OpenAI’s latest move suggests the company sees an opportunity to define itself as part of the answer. By pairing model development with practical support for maintainers, it is trying to show that AI security is not only about building more powerful systems, but about integrating those systems into the messy reality of software maintenance.
That is also where the competition with Anthropic becomes strategically important. The race is not just for benchmark leadership or model prestige. It is for trust among governments, enterprises and developers who want strong defenses without unleashing new attack vectors.

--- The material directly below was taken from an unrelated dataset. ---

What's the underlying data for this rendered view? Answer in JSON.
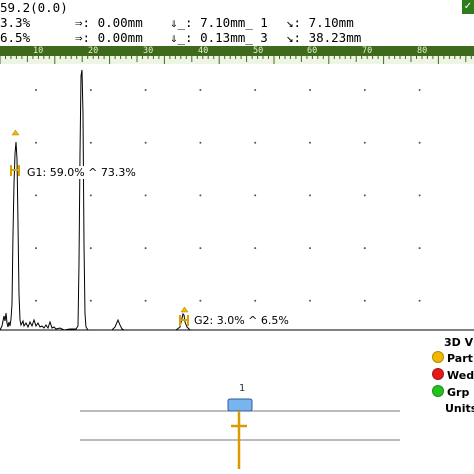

If Patch the Planet succeeds, it could become a template for how AI vendors support the open-source projects that keep digital infrastructure functioning. If it falls short, it will still highlight the scale of the challenge: AI is transforming cyber defense faster than many of the people responsible for maintaining the world’s software can adapt.
For now, the message from OpenAI is clear. It wants to be seen not only as a builder of frontier systems, but as a company trying to harden the software ecosystem against the very tools it helped advance.